Hamit Fendoğlu siyasi tarihe geçen ismiyle “Hâmido’’… Hamit Fendoğlu 17 Nisan 1978 günü sabahında Ankara-Emek PTT’sinden kendisine kargo ile gönderilen bombalı paketi evinde açıp gelini ve iki torunuyla birlikte hayatını kaybettiğinde henüz 4 aylık Malatya belediye başkanıydı. Paketin içinde bomba olduğunu fark ettiği anda paketin üzerine kapaklanarak torunlarını ve gelini kurtarmak istedi ancak bomba patladığında vücudu paramparça evin değişik noktalarına savrulan Fendoğlu maalesef paketin içinde çikolata var beklentisiyle etrafını saran 2 torununu ve gelinin kurtaramadı. Eşi Mukaddes Hanım ise o sırada evdeydi ama bombanın uzağında odadaydı bu sayede hayatta kaldı. Fendoğlu’nu yanıltan şey paketin 1960 darbesinden sonra Yassıada’da aynı hücrede beraber kaldığı arkadaşı Kasım Önadım ismiyle gönderilmiş olmasıydı.
11 Aralık 1977 tarihinde yapılan mahalli seçimlerde, aday olduğu Malatya Belediye Başkanlığı’nı, bütün sağ partilerin desteğini alarak kazanmış ve 54 yıldır süren CHP’den Belediye Başkanı seçilme geleneği sona erdirmişti. Yıllar süren sol zihniyetini devirmesi onun da sonu olmuştu.
18 Nisan 1978 sabahında Hamido’nun ölüm haberinin alınmasıyla sabahın erken saatlerinden itibaren kente, komşu il ve ilçelerden, köylerden akın akın insanlar gelmeye başlamıştı. Sayıları gittikçe artan ve çoğu 15-20 yaş arasındaki gençlerden oluşan bu gruptaki insanların sayısı 20.000 kişiyi aşmıştı. Gençlerin ellerinde özel hazırlanmış sopalar, zincirler, nacak gibi saldırı aletleri bulunuyordu. Yüzleri maskeli olan çok sayıda kişi de, toplanan grupların önüne geçtiler. Çeşitli kollara ayrılarak “Kahrolsun Komünizm, katil Ecevit, Müslüman Türkiye, Dan Dan Hamido’ya intikam.” Sloganlarıyla, yürüyüşe ve saldırıya geçtiler.

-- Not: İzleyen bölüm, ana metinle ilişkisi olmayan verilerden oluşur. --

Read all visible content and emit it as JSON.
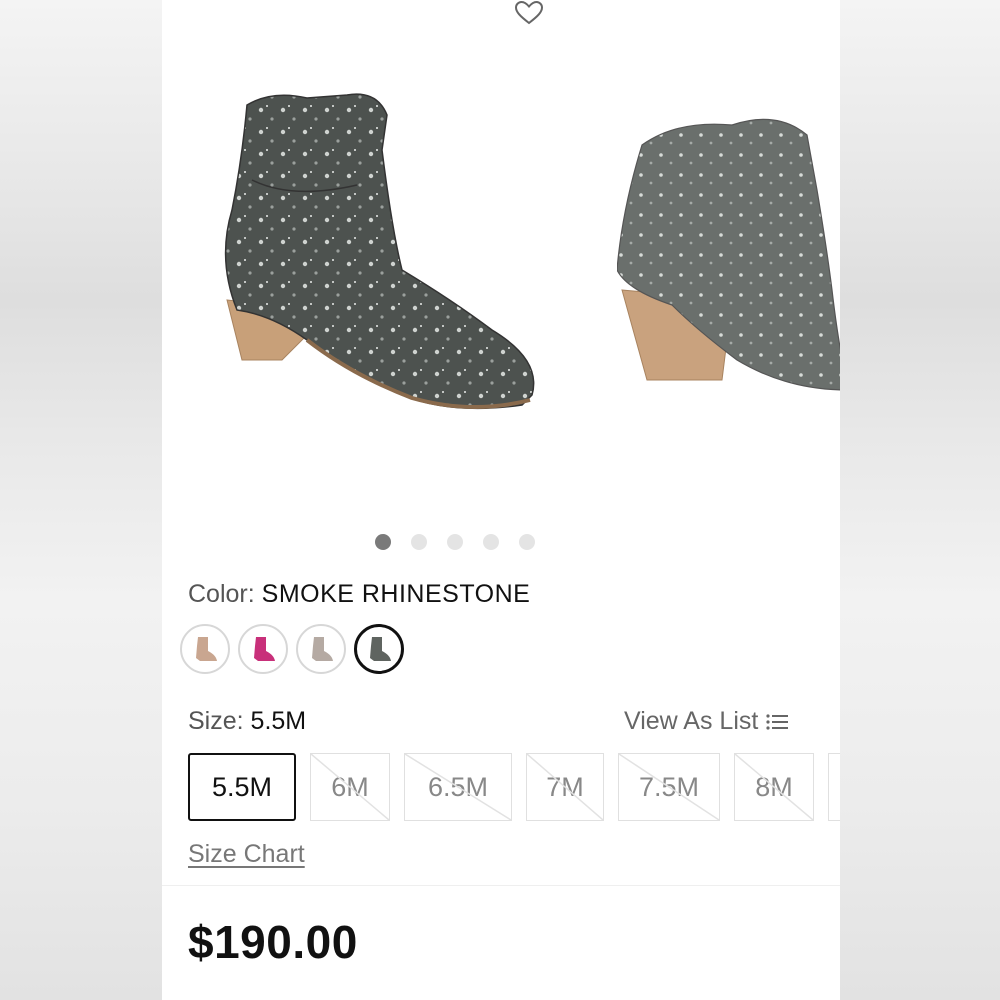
{
  "product": {
    "color_label": "Color:",
    "color_value": "SMOKE RHINESTONE",
    "size_label": "Size:",
    "size_value": "5.5M",
    "view_as_list": "View As List",
    "size_chart": "Size Chart",
    "price": "$190.00"
  },
  "gallery": {
    "current_image": 1,
    "image_count": 5
  },
  "swatches": [
    {
      "name": "tan",
      "color": "#c9a690",
      "selected": false
    },
    {
      "name": "pink",
      "color": "#c8307a",
      "selected": false
    },
    {
      "name": "taupe",
      "color": "#b5aaa3",
      "selected": false
    },
    {
      "name": "smoke",
      "color": "#5f6460",
      "selected": true
    }
  ],
  "sizes": [
    {
      "label": "5.5M",
      "selected": true,
      "available": true
    },
    {
      "label": "6M",
      "selected": false,
      "available": false
    },
    {
      "label": "6.5M",
      "selected": false,
      "available": false
    },
    {
      "label": "7M",
      "selected": false,
      "available": false
    },
    {
      "label": "7.5M",
      "selected": false,
      "available": false
    },
    {
      "label": "8M",
      "selected": false,
      "available": false
    }
  ],
  "icons": {
    "favorite": "heart-outline-icon",
    "list": "list-icon"
  }
}
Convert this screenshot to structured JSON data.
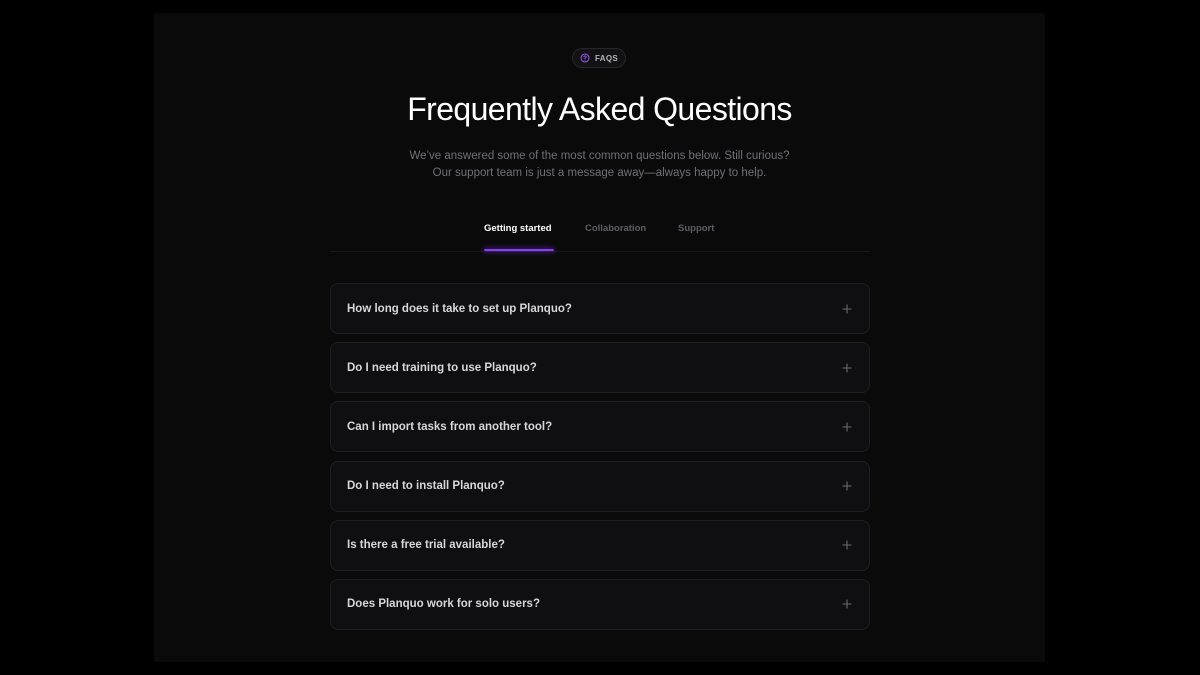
{
  "badge": {
    "label": "FAQS",
    "icon": "question-circle-icon"
  },
  "title": "Frequently Asked Questions",
  "subtitle": {
    "line1": "We’ve answered some of the most common questions below. Still curious?",
    "line2": "Our support team is just a message away—always happy to help."
  },
  "tabs": [
    {
      "label": "Getting started",
      "active": true
    },
    {
      "label": "Collaboration",
      "active": false
    },
    {
      "label": "Support",
      "active": false
    }
  ],
  "faqs": [
    {
      "question": "How long does it take to set up Planquo?"
    },
    {
      "question": "Do I need training to use Planquo?"
    },
    {
      "question": "Can I import tasks from another tool?"
    },
    {
      "question": "Do I need to install Planquo?"
    },
    {
      "question": "Is there a free trial available?"
    },
    {
      "question": "Does Planquo work for solo users?"
    }
  ],
  "colors": {
    "accent": "#8b3cf6",
    "background": "#0a0a0b",
    "card": "#0f0f11"
  }
}
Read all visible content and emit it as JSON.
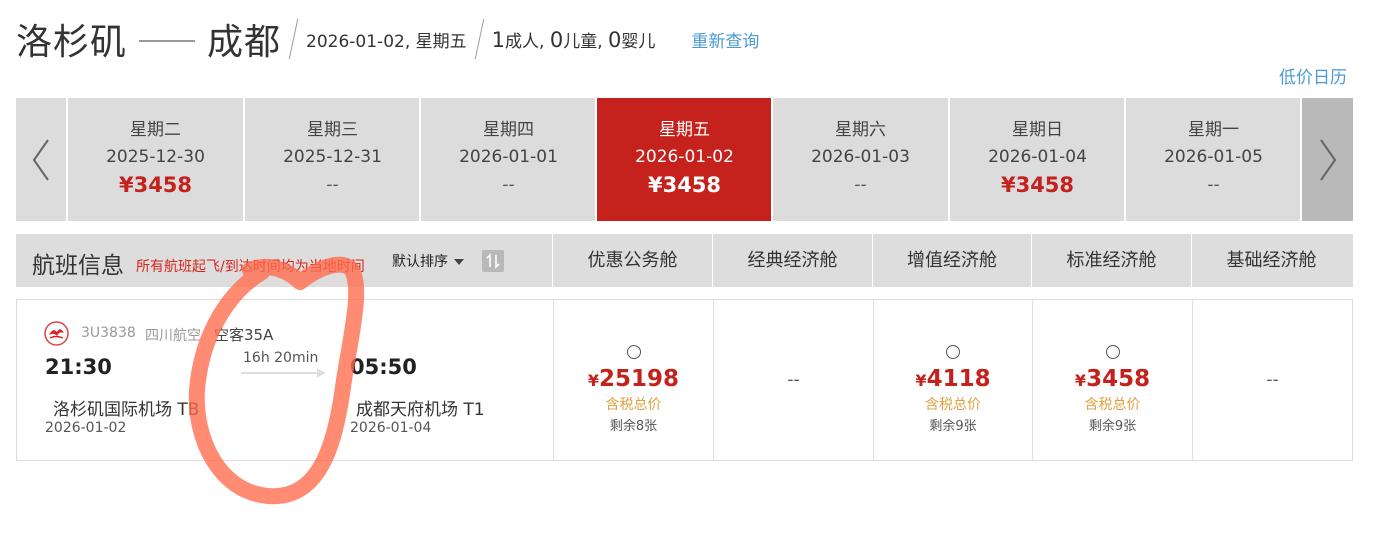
{
  "header": {
    "origin": "洛杉矶",
    "destination": "成都",
    "date": "2026-01-02, 星期五",
    "adults_count": "1",
    "adults_label": "成人,",
    "children_count": "0",
    "children_label": "儿童,",
    "infants_count": "0",
    "infants_label": "婴儿",
    "requery_label": "重新查询",
    "calendar_label": "低价日历"
  },
  "date_strip": {
    "days": [
      {
        "weekday": "星期二",
        "date": "2025-12-30",
        "price": "¥3458",
        "active": false
      },
      {
        "weekday": "星期三",
        "date": "2025-12-31",
        "price": "--",
        "active": false
      },
      {
        "weekday": "星期四",
        "date": "2026-01-01",
        "price": "--",
        "active": false
      },
      {
        "weekday": "星期五",
        "date": "2026-01-02",
        "price": "¥3458",
        "active": true
      },
      {
        "weekday": "星期六",
        "date": "2026-01-03",
        "price": "--",
        "active": false
      },
      {
        "weekday": "星期日",
        "date": "2026-01-04",
        "price": "¥3458",
        "active": false
      },
      {
        "weekday": "星期一",
        "date": "2026-01-05",
        "price": "--",
        "active": false
      }
    ]
  },
  "table_header": {
    "title": "航班信息",
    "note": "所有航班起飞/到达时间均为当地时间",
    "sort_label": "默认排序",
    "cabins": [
      "优惠公务舱",
      "经典经济舱",
      "增值经济舱",
      "标准经济舱",
      "基础经济舱"
    ]
  },
  "flight": {
    "flight_no": "3U3838",
    "airline": "四川航空",
    "aircraft": "空客35A",
    "dep_time": "21:30",
    "arr_time": "05:50",
    "duration": "16h 20min",
    "dep_airport": "洛杉矶国际机场  TB",
    "arr_airport": "成都天府机场  T1",
    "dep_date": "2026-01-02",
    "arr_date": "2026-01-04",
    "cabins": [
      {
        "price": "25198",
        "tax_label": "含税总价",
        "remaining": "剩余8张"
      },
      {
        "price": "--"
      },
      {
        "price": "4118",
        "tax_label": "含税总价",
        "remaining": "剩余9张"
      },
      {
        "price": "3458",
        "tax_label": "含税总价",
        "remaining": "剩余9张"
      },
      {
        "price": "--"
      }
    ],
    "currency": "¥"
  },
  "colors": {
    "accent_red": "#c5211d",
    "link_blue": "#4a9ad4",
    "tax_orange": "#e0a040",
    "annotation": "#ff6a4a"
  }
}
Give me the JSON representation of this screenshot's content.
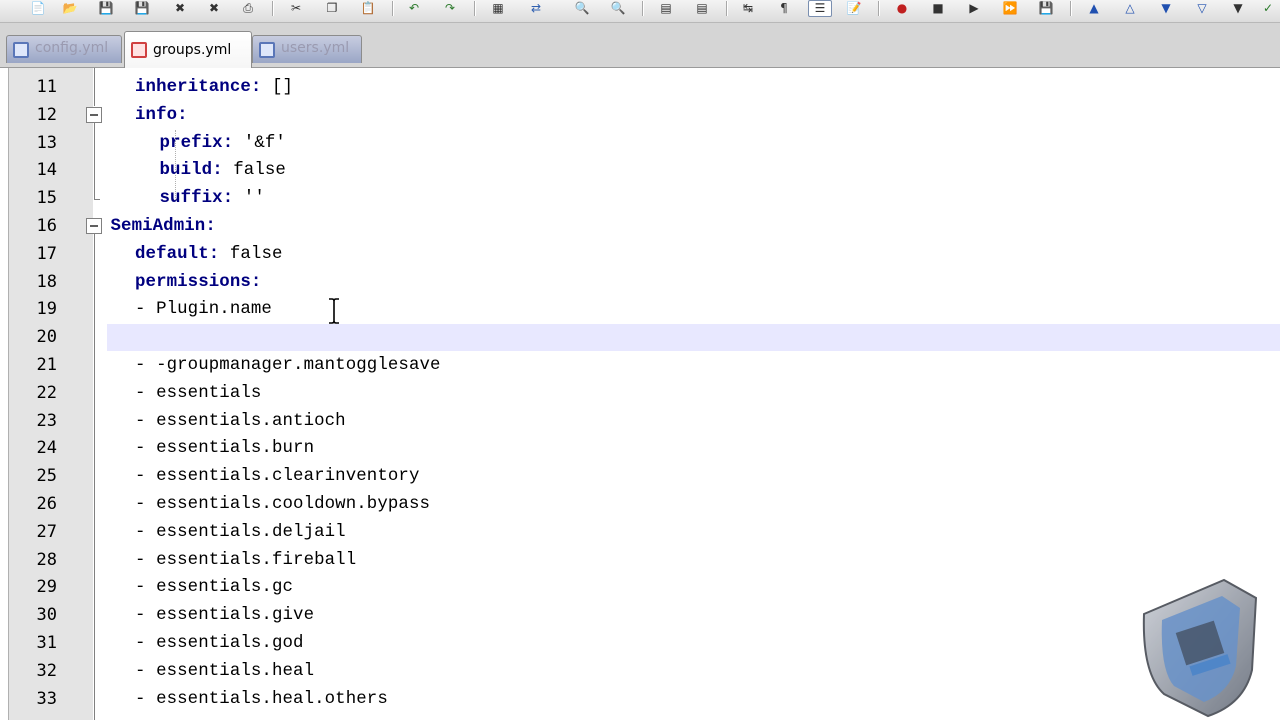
{
  "tabs": [
    {
      "label": "config.yml",
      "active": false
    },
    {
      "label": "groups.yml",
      "active": true
    },
    {
      "label": "users.yml",
      "active": false
    }
  ],
  "lines": [
    {
      "no": "11",
      "indent": 2,
      "key": "inheritance",
      "value": " []"
    },
    {
      "no": "12",
      "indent": 2,
      "key": "info",
      "value": ""
    },
    {
      "no": "13",
      "indent": 3,
      "key": "prefix",
      "value": " '&f'"
    },
    {
      "no": "14",
      "indent": 3,
      "key": "build",
      "value": " false"
    },
    {
      "no": "15",
      "indent": 3,
      "key": "suffix",
      "value": " ''"
    },
    {
      "no": "16",
      "indent": 1,
      "key": "SemiAdmin",
      "value": ""
    },
    {
      "no": "17",
      "indent": 2,
      "key": "default",
      "value": " false"
    },
    {
      "no": "18",
      "indent": 2,
      "key": "permissions",
      "value": ""
    },
    {
      "no": "19",
      "indent": 2,
      "text": "- Plugin.name"
    },
    {
      "no": "20",
      "indent": 0,
      "text": ""
    },
    {
      "no": "21",
      "indent": 2,
      "text": "- -groupmanager.mantogglesave"
    },
    {
      "no": "22",
      "indent": 2,
      "text": "- essentials"
    },
    {
      "no": "23",
      "indent": 2,
      "text": "- essentials.antioch"
    },
    {
      "no": "24",
      "indent": 2,
      "text": "- essentials.burn"
    },
    {
      "no": "25",
      "indent": 2,
      "text": "- essentials.clearinventory"
    },
    {
      "no": "26",
      "indent": 2,
      "text": "- essentials.cooldown.bypass"
    },
    {
      "no": "27",
      "indent": 2,
      "text": "- essentials.deljail"
    },
    {
      "no": "28",
      "indent": 2,
      "text": "- essentials.fireball"
    },
    {
      "no": "29",
      "indent": 2,
      "text": "- essentials.gc"
    },
    {
      "no": "30",
      "indent": 2,
      "text": "- essentials.give"
    },
    {
      "no": "31",
      "indent": 2,
      "text": "- essentials.god"
    },
    {
      "no": "32",
      "indent": 2,
      "text": "- essentials.heal"
    },
    {
      "no": "33",
      "indent": 2,
      "text": "- essentials.heal.others"
    }
  ],
  "current_line": "20",
  "toolbar_icons": [
    "new-file-icon",
    "open-file-icon",
    "save-icon",
    "save-all-icon",
    "close-icon",
    "close-all-icon",
    "print-icon",
    "cut-icon",
    "copy-icon",
    "paste-icon",
    "undo-icon",
    "redo-icon",
    "find-icon",
    "replace-icon",
    "zoom-in-icon",
    "zoom-out-icon",
    "sync-vertical-icon",
    "sync-horizontal-icon",
    "word-wrap-icon",
    "show-all-chars-icon",
    "indent-guide-icon",
    "language-icon",
    "record-macro-icon",
    "stop-macro-icon",
    "play-macro-icon",
    "play-multiple-icon",
    "save-macro-icon",
    "move-up-icon",
    "move-down-icon",
    "bookmark-icon",
    "spellcheck-icon"
  ],
  "colors": {
    "key": "#00007f",
    "current_line": "#e8e8ff",
    "gutter": "#e4e4e4"
  }
}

Göstericilerin önünde bulunan maskeliler, solcu ve Alevilere ait önceden işaretlenmiş işyerlerini göstererek tahrip ettiriyor, arkasından gaz dökerek yakıyorlardı. Yanan yağların, mobilyaların, halıların, deterjanların kokusu ve dumanı tüm Malatya’yı sardı. Siyasi partilerin, kitle örgütlerinin, gazetelerin, tekel bayilerinin içkili lokantaların ve içki satan marketlerin binaları ateşe verildi.
Artık kimin ne yaptığı bilinmez olmuştu. İşaretlenmiş işyerleri ve konutlar tahrip ve yağma edilerek ateşe veriliyordu. Yalnızca jet uçakları alçaktan uçarak ve sesleriyle saldırganları caydırmaya çalışıyorlardı. Ancak bu bir işe yaramamıştı. Sokaklara dökülen eşyalar alev alev yanıyordu. Ateşi söndürmeye gelen itfaiye araçları, hortumları kesilmiş olarak, sokaklarda bekletiliyordu. Olayları yatıştırmak amacıyla bir konuşma yapan Malatya Cumhuriyet savcılarından Necati Sezener ile Adıyaman‘dan gelen Jandarma Komando Birliği komutanı Yüzbaşı Arif Doğan Devlet Hastanesi Başhekimi Yüksel Fenercioğlu saldırıya uğradı.